The lateral malleolus continues to develop from the distal fibula. The lateral malleolus can be felt at the ankle because it is much more obvious than the medial malleolus. On the sidelong part of the lower leg, the distal fibula is additionally inclined to break (generally twisting), which can happen during constrained outside turns of the lower leg. Either direct trauma or eversion of the foot, also known as outward twisting of the foot, can cause injury. Typically, an eversion injury results in a transverse fracture of the fibula. A clinical dynamic device called The Ottawa Lower leg Rules (Paddle) can be utilized in thought sidelong malleolus wounds. The OAR is a reliable method for excluding fractures in children over the age of 18 and helps reduce the number of unnecessary radiographs.
Compartment syndrome is rarely caused by fractures of the femur alone. However, there is a greater likelihood that the fibular fracture will contribute to compartment syndrome when there is a tibial plateau fracture.
The ankle fracture is the most common type of fibula fracture, which occurs at the bone’s distal end. There are three categories in the Danis–Weber classification:
Type A: distal to the syndesmosis, which is the connection between the tibia and fibula’s distal ends, there is a fracture in the lateral malleolus.
Type B: Type C: Fibula fracture at the level of the syndesmosis a fibula fracture close to the syndesmosis.
Spiral fracture of the proximal third of the fibula known as a Maisonneuve fracture is accompanied by an interosseous membrane tear and distal tibiofibular syndesmosis. There is also a rupture of the deep deltoid ligament or a fracture of the medial malleolus.
A fracture of the fibular head caused by a sudden contraction of the biceps femoris muscle that pulls its attachment site on the bone is referred to as an avulsion fracture of the head of the fibula. The lateral collateral ligament of the knee and the biceps femoris tendon that attaches to the fibular head are closely related. As a result, in this kind of avulsion fracture, this ligament is prone to injury.
Compartment syndrome is rarely caused by fractures of the femur alone.
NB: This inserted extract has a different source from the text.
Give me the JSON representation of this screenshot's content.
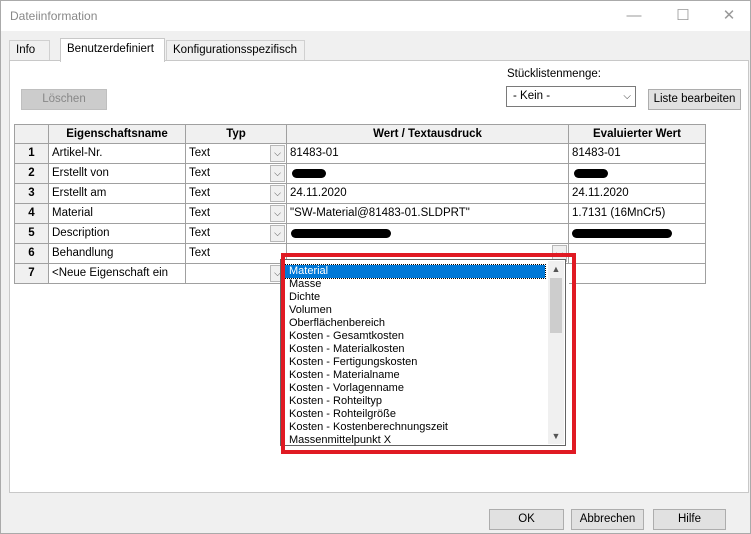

However, there is a greater likelihood that the fibular fracture will contribute to compartment syndrome when there is a tibial plateau fracture.
FAQs
Its primary function is to stabilize the ankle joint by joining with the tibia. Numerous ligament attachment grooves on the distal end of the fibula stabilize and provide leverage during ankle movements.
The popliteal or posterior tibial artery, which branches from the popliteal or posterior tibial at the trifurcation point of the posterior tibial, anterior tibial, and peroneal just distal to the popliteal fossa, provides the majority of the fibula’s blood supply.
From the posterior tibial tubercle, the posterior-inferior tibiofibular ligament connects to the posterior lateral malleolus. It and the anterior-inferior tibiofibular ligament bind the tibia and fibula together.
Two long bones in the lower leg are the tibia and the fibula. The tibia is larger on the inside, while the fibula is smaller on the outside. ed in the lower leg. On the inside, the tibia is larger, while the fibula is smaller on the outside.
You have broken the outside bone of your ankle (fibula). This takes roughly 6 to about two months to mend, despite the fact that aggravation and enlarging can go on for three to a half years. As long as you feel comfortable, you can walk on your feet, but in the beginning, you might find it easier to walk with crutches.